When a director writes a tough character, an actor should be mentally ready to accept it and perform. Coming to Jayan, when we finished shooting for Punyalan, I saw him remove the character’s chain and he was praying with tears in his eyes. It was so honest and pure. It has been eight years since that day and I got to know him closer and he evolved so much as a person. The books he reads, the movies he watches…all that helps you become a great actor. So it is not just the questions he asks. His understanding of cinema and love for cinema is evolving everyday. We shot Sunny in sync sound because he insisted on it. I did not think about it due to the restrictions but he insisted and that shows his involvement and dedication.
Ranjith mentioned a memory from the last day of Punyalan as the moment his connection and respect for you developed. Is there one such moment when you think about Ranjith?
Jayasurya: For me, I think it must have happened naturally. When the first film happened — who knows — the actor in me must have shown his attitude and the director his. But as we travel together, we get to see each other’s sincere hard work. I have seen Ranjith wrap up a shoot at 12 PM sometimes and he’s ready to shoot again at 4 AM. I joke that he can take up the job of the security guard too during shoots because he’s awake all the time anyway.

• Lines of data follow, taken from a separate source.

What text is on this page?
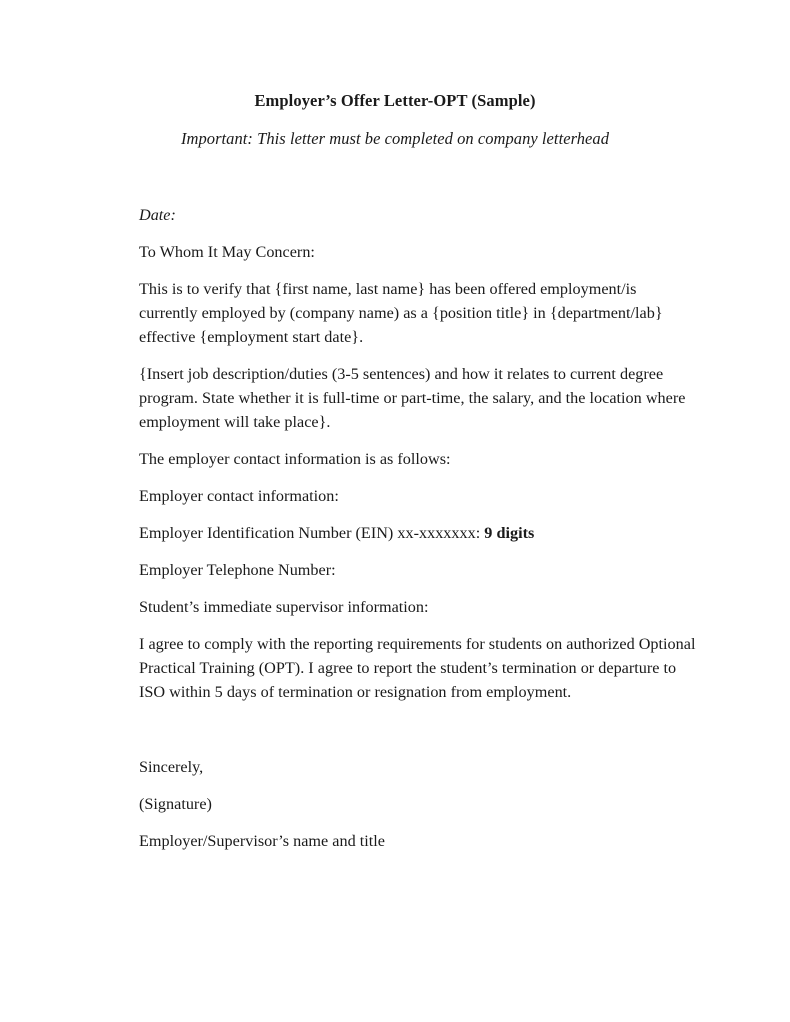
Employer’s Offer Letter-OPT (Sample)
Important: This letter must be completed on company letterhead

Date:

To Whom It May Concern:

This is to verify that {first name, last name} has been offered employment/is currently employed by (company name) as a {position title} in {department/lab} effective {employment start date}.

{Insert job description/duties (3-5 sentences) and how it relates to current degree program. State whether it is full-time or part-time, the salary, and the location where employment will take place}.

The employer contact information is as follows:

Employer contact information:

Employer Identification Number (EIN) xx-xxxxxxx: 9 digits

Employer Telephone Number:

Student’s immediate supervisor information:

I agree to comply with the reporting requirements for students on authorized Optional Practical Training (OPT). I agree to report the student’s termination or departure to ISO within 5 days of termination or resignation from employment.

Sincerely,

(Signature)

Employer/Supervisor’s name and title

But I think the secret behind our relationship is that we have never allowed each other’s effort to ever come down. If we start to take each other for granted, maybe then we will stop working together. But even our friendship has grown because we are both evolving together through our work. I have become a better actor and I hope he is becoming a better director. It is teamwork and the second one of us starts taking individual credit for our success, it will all get ruined.
Which film or performance is your favourite among the other person’s works?
Ranjith: For me, I think Jayan’s best performance in Sunny. I might change this answer if the film flops but Sunny is a great performance from him. Usually, when he acts in my films, he has the crutch of either an accent (Punyalan), a profession (Pretham) or gender (Njan Marykutty). But he had none of that in this film. Here, he is just a simple guy and that simplicity is what makes him so complex.
Jayasurya: I feel, a writer is the best actor. But the only issue is that the writer’s performances get stuck inside their room. In every other movie I got characters that came with a support. But it was very different in Sunny. It was difficult and we did it. The rest is in God’s hands.